Cuba e o silêncio não-inocente dos cúmplices | Raul Jungmann

Cuba e o silêncio não-inocente dos cúmplices

Por Raul Jungmann
Se um pais instalasse mísseis nucleares em Fernando de Noronha com capacidade de destruir as principais cidades brasileiras e literalmente arrasar o Brasil, você algum dia o perdoaria?

Em outubro de 1962, na chamada crise dos mísseis, Cuba fez isso com os EUA. Se a crise armada por Fidel Castro e Nikita Kruschev fosse adiante, e esteve a milímetros de ir, talvez hoje não existisse o que chamamos de humanidade.

Penso sempre nisso quando ouço que Cuba é o que é, uma ditadura, em razão do bloqueio econômico que lhe move os Estados Unidos, há mais de meio século. Aliás, recordo que durante a nossa ditadura,  usava-se da mesma lógica para justiticar o estado de exceção, ao atribuir ao “movimento comunista internacional” a necessidade de manter o regime, a censura e os porões.

Claro, sou contra o bloqueio, porque anacrônico e dá fôlego aos irmãos Castro, assim como fui, aqui, contra as razões dos hierarcas autoritários para se perpetuarem no poder.

Nada tenho contra Cuba e os cubanos, ao contrário do que apregoa Jodeval Duarte, dizendo ouvir antigos companheiros de esquerda. Mas tenho sim, como socialista e democrata, contra as continuadas e inaceitáveis violações dos direitos humanos a que são submetidos os que contrários a ditadura cubana.

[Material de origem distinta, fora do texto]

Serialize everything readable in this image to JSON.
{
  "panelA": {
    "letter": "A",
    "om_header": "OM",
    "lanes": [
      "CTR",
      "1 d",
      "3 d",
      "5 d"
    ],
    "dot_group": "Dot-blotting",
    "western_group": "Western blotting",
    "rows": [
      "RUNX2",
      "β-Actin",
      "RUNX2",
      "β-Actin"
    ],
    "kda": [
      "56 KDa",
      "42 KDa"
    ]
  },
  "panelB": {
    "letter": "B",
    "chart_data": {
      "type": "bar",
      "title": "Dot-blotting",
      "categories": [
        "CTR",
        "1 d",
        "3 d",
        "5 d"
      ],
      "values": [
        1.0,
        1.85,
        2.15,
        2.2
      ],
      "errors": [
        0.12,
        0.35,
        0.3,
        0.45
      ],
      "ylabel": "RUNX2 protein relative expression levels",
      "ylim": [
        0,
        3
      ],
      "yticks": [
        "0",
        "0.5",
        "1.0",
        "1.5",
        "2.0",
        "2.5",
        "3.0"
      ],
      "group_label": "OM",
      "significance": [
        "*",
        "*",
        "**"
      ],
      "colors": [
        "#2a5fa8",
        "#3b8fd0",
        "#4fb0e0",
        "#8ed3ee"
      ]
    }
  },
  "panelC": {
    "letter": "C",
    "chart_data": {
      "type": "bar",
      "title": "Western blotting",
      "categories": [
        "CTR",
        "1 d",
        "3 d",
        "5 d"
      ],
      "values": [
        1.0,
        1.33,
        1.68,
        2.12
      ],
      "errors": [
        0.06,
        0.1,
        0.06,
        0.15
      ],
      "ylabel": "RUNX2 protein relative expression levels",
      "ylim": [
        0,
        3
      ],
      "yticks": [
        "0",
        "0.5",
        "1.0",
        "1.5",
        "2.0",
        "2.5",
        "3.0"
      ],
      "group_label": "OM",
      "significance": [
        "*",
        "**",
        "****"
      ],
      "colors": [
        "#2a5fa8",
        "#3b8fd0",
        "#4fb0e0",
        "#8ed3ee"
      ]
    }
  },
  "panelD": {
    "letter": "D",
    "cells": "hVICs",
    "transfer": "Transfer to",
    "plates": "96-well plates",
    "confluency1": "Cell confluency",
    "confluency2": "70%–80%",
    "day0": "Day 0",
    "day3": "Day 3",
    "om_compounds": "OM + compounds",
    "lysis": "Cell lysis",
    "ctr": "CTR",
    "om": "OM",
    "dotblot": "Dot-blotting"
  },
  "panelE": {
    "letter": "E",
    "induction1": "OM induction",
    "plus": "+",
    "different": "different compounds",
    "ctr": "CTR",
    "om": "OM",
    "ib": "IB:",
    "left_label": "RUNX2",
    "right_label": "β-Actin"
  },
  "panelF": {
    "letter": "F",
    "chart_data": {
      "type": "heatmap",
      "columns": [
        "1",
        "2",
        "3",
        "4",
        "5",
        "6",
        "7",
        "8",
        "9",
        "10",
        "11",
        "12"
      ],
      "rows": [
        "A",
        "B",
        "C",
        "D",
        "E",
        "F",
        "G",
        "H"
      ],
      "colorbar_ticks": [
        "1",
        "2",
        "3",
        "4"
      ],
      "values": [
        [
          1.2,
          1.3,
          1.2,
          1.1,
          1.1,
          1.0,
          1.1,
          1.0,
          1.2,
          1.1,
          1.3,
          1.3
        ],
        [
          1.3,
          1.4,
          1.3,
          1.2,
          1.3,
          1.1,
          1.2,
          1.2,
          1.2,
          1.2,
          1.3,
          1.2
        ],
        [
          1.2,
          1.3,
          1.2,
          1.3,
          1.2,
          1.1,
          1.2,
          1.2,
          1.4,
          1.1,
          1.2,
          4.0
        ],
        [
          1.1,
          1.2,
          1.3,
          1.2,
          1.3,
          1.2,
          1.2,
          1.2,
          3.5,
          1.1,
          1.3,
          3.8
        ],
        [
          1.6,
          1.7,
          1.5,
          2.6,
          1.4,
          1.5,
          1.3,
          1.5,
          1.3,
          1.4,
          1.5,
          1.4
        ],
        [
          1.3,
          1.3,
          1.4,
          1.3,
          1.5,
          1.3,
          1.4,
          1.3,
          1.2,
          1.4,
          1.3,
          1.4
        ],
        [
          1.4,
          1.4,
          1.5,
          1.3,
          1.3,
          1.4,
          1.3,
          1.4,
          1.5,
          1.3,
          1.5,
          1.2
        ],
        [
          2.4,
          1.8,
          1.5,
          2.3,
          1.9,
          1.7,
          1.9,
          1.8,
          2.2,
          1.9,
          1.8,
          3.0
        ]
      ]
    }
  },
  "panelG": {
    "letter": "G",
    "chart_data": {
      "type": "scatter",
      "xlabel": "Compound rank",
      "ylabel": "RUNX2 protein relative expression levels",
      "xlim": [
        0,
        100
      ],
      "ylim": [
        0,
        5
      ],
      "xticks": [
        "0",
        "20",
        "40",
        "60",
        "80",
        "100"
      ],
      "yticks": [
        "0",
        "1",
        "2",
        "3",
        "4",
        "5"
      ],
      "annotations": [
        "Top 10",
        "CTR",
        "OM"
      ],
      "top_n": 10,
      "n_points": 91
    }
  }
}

Me sinto próximo e comprometido com os dissidentes e presos políticos cubanos, aliás de qualquer lugar, país ou regime. Mais que política ou razão, isso é um afeto, um sentimento que tenho, e que me vem, habita, dos longos anos em que amigos e parentes foram presos, torturados ou desapareceram. É visceral.

Não há razão de estado, política ou o que seja para calar quando alguém morre de fome em protesto por seus direitos e dignidade. O respeito ao ser humano e seus inalienáveis direitos não podem se submeter a quaisquer particularismo. Eles são, e devem ser universais, incondicionados.

Se o regime cubano, passado meio século de sua fase revolucionária, ainda se mantém pela repressão a uma oposição pacífica, nenhum democrata e socialista pode com ele se sentir compromissado ou defendê-lo. Sob pena de sancionar regimes outros, ainda que diversos, como o do Irã, Sudão ou Coréia do Norte.

Dizer-se contra o que se passa em Cuba não é em absoluto compactuar com o que fez e faz os EUA. Ao contrário, é preciso denunciar e cobrar a paralisia do governo Obama, após gestos iniciais promissores. Sem esquecer tentativas passadas e malogradas de intervenção, como a da Baía do Porcos no governo Kennedy.

Daremos passos largos, em termos civilizatórios, se apartarmos a defesa dos direitos humanos de quaisquer razão ou razões instrumentais. As Nações Unidas, a declaração universal dos direitos do homem, os tratados e acordos internacionais, amparam a intervenção em assuntos de um país quando diante de graves violações aos direitos e garantias fundamentais.

O princípio da não intervenção em assuntos de uma outra nação tem por limites a paz  e os direitos humanos, hoje sob tutela do direito internacional. Desse ponto de vista, que é também ético e moral, por que calar e se acumpliciar com quem prende, tortura e degrada? Que ou qual projeto de esquerda ou socialista pode dar sustentação ao silêncio ou a defesa do indefensável?

Calar diante do que se passa em Cuba hoje é macular qualquer projeto político que tenha a emancipação do homem como objetivo e a humanidade como plena de dignidade, universalidade e valores.